For artists from Andy Warhol to Keith Haring, she’s served as a muse and helped define and redefine modern art and culture.
She’s been the subject of Warhol’s own work and adoring words in his Interview magazine, and the living canvas for Haring’s geometric art.
She’s an amazing hula hooper, which doesn’t necessarily sound that cool until you realize that she does it while performing.

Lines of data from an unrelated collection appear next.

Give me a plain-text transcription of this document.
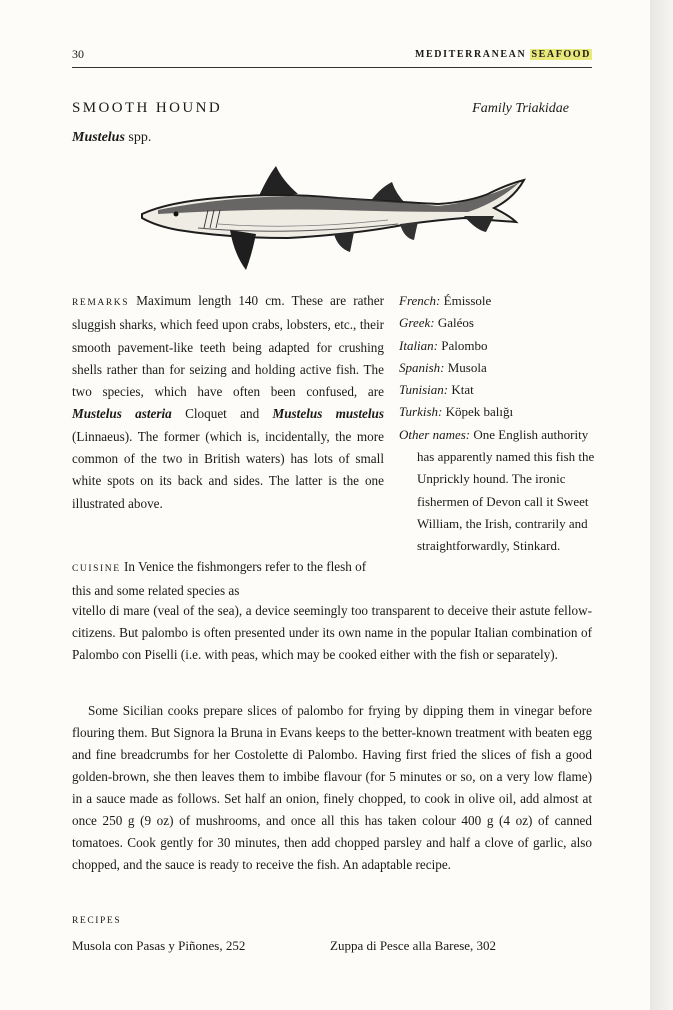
30	MEDITERRANEAN SEAFOOD
SMOOTH HOUND	Family Triakidae
Mustelus spp.
REMARKS Maximum length 140 cm. These are rather sluggish sharks, which feed upon crabs, lobsters, etc., their smooth pavement-like teeth being adapted for crushing shells rather than for seizing and holding active fish. The two species, which have often been confused, are Mustelus asteria Cloquet and Mustelus mustelus (Linnaeus). The former (which is, incidentally, the more common of the two in British waters) has lots of small white spots on its back and sides. The latter is the one illustrated above.
French: Émissole
Greek: Galéos
Italian: Palombo
Spanish: Musola
Tunisian: Ktat
Turkish: Köpek balığı
Other names: One English authority has apparently named this fish the Unprickly hound. The ironic fishermen of Devon call it Sweet William, the Irish, contrarily and straightforwardly, Stinkard.
CUISINE In Venice the fishmongers refer to the flesh of this and some related species as
vitello di mare (veal of the sea), a device seemingly too transparent to deceive their astute fellow-citizens. But palombo is often presented under its own name in the popular Italian combination of Palombo con Piselli (i.e. with peas, which may be cooked either with the fish or separately).
Some Sicilian cooks prepare slices of palombo for frying by dipping them in vinegar before flouring them. But Signora la Bruna in Evans keeps to the better-known treatment with beaten egg and fine breadcrumbs for her Costolette di Palombo. Having first fried the slices of fish a good golden-brown, she then leaves them to imbibe flavour (for 5 minutes or so, on a very low flame) in a sauce made as follows. Set half an onion, finely chopped, to cook in olive oil, add almost at once 250 g (9 oz) of mushrooms, and once all this has taken colour 400 g (4 oz) of canned tomatoes. Cook gently for 30 minutes, then add chopped parsley and half a clove of garlic, also chopped, and the sauce is ready to receive the fish. An adaptable recipe.
RECIPES
Musola con Pasas y Piñones, 252	Zuppa di Pesce alla Barese, 302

Most people can’t even walk and sing, let alone rock their body continuously while swinging a giant plastic hoop around their body. But Jones is a master of the hoop, and even manages to look downright regal while swaying in a circle. (Pretty sure most of us look like we’re fighting a sudden cramp when we’re hula hooping.)
Those. Clothes.
Outrageous stage-wear for performers is nothing new; modern day performers like Lady Gaga, Katy Perry, and Nicki Minaj all know how to whip up colorful and exaggerated silhouettes and shapes. But Jones set the bar for the self-presentation aesthetic at the beginning of boundary-shattering art experimentation, and nobody has even come close to touching her headwear game; check out this Essence roundup for a primer on Jones’ singular style.